Верис улыбнулся, и на его щеках появились ямочки. Он кивнул служанке и повернулся к Марите.

– Здравствуй, – сказал Верис, мазнув по ее щеке поцелуем, прежде чем тоже сесть.

Чужие губы показались холодными, будто лед – видно, только вернулся из погреба. Верис склонился над тарелкой и с наслаждением втянул носом разлившийся над ней аромат.

– Пахнет отлично. Новый рецепт?

Лиска горделиво приосанилась.

– Это мне госпожа подсказала. Она часто по готовке советует! Правда, вкусно?

Верис удивленно вздернул бровь. Марита досадливо вздохнула, но все-таки нашла в себе силы вежливо улыбнуться.

– Ты можешь идти, Лиска, – сказала она, взмахнув рукой, как полагается делать женщине ее статуса. Увидев, как опустились плечи Лиски, добавила уже теплее: – Спасибо.

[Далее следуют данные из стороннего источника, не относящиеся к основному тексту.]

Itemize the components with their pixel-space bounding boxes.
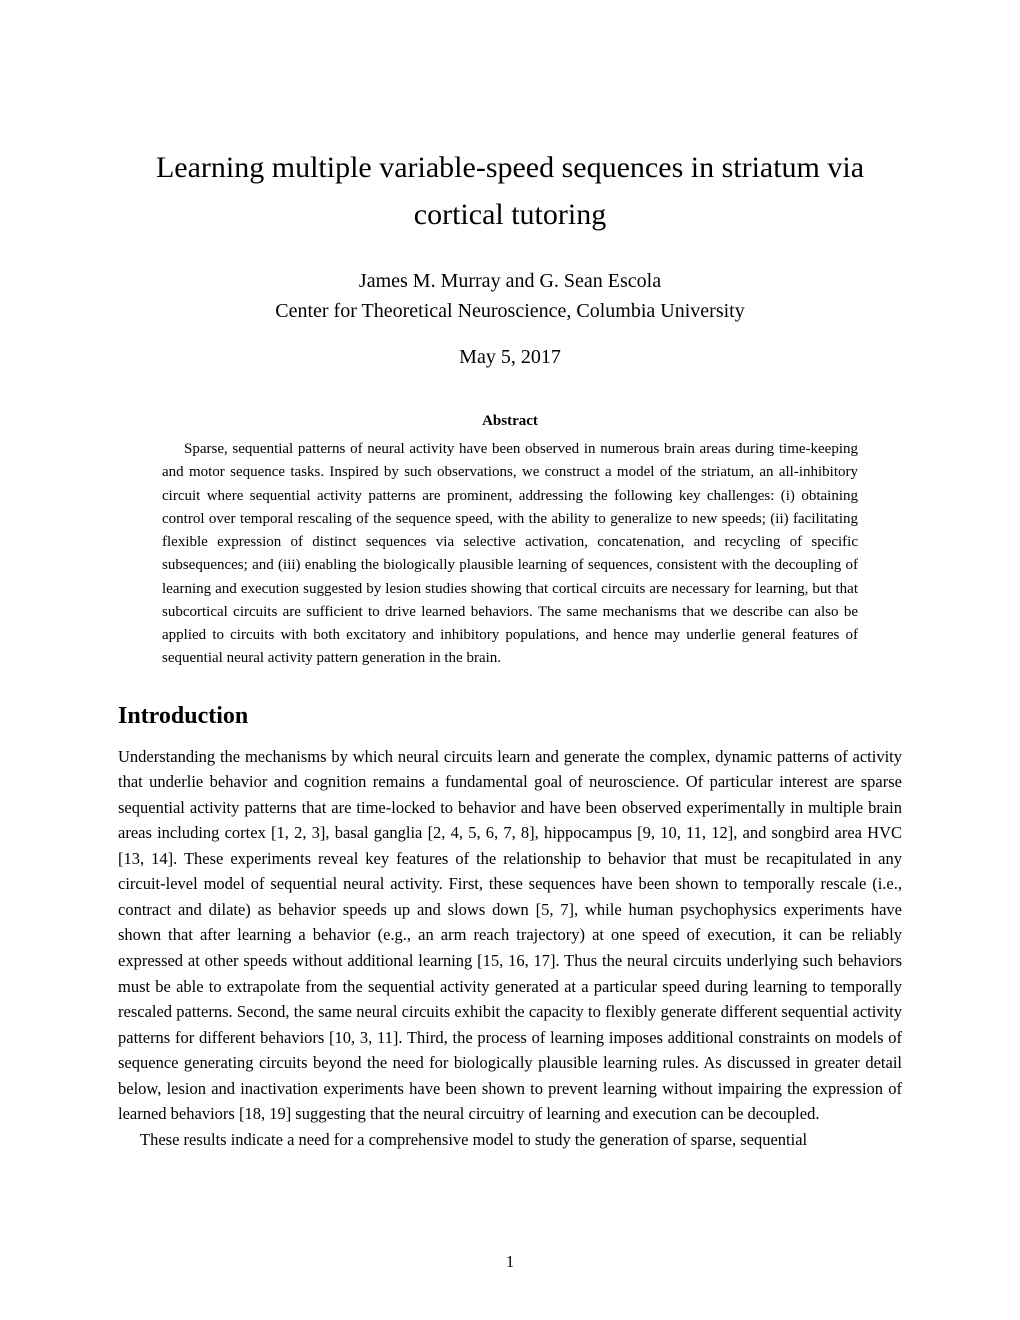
section-heading-introduction: Introduction [118,703,902,730]
body-paragraph: Understanding the mechanisms by which ne… [118,744,902,1127]
affiliation-line: Center for Theoretical Neuroscience, Col… [118,296,902,326]
body-paragraph: These results indicate a need for a comp… [118,1127,902,1153]
authors-line: James M. Murray and G. Sean Escola [118,266,902,296]
paper-date: May 5, 2017 [118,346,902,369]
abstract-text: Sparse, sequential patterns of neural ac… [162,441,858,666]
paper-title: Learning multiple variable-speed sequenc… [118,145,902,238]
abstract-body: Sparse, sequential patterns of neural ac… [118,438,902,671]
page-number: 1 [0,1252,1020,1272]
paper-authors: James M. Murray and G. Sean Escola Cente… [118,266,902,326]
abstract-heading: Abstract [118,413,902,430]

Служанка почтительно присела и исчезла за дверью.

Верис задумчиво зачерпнул суп ложкой, подул, остужая, и поднес ко рту. Какое-то время мужчина молчал, сосредоточившись на пище.

– Действительно вкусно, – наконец сказал он, ополовинив тарелку. – Почему скрывала? Я-то думал, Лиска наловчилась, жалование хотел поднять.

– Подними, – улыбнулась Марита и добавила уже серьезнее: – Ты же запретил мне готовить. Сам знаешь, я та еще трусиха – думала, будешь ругать.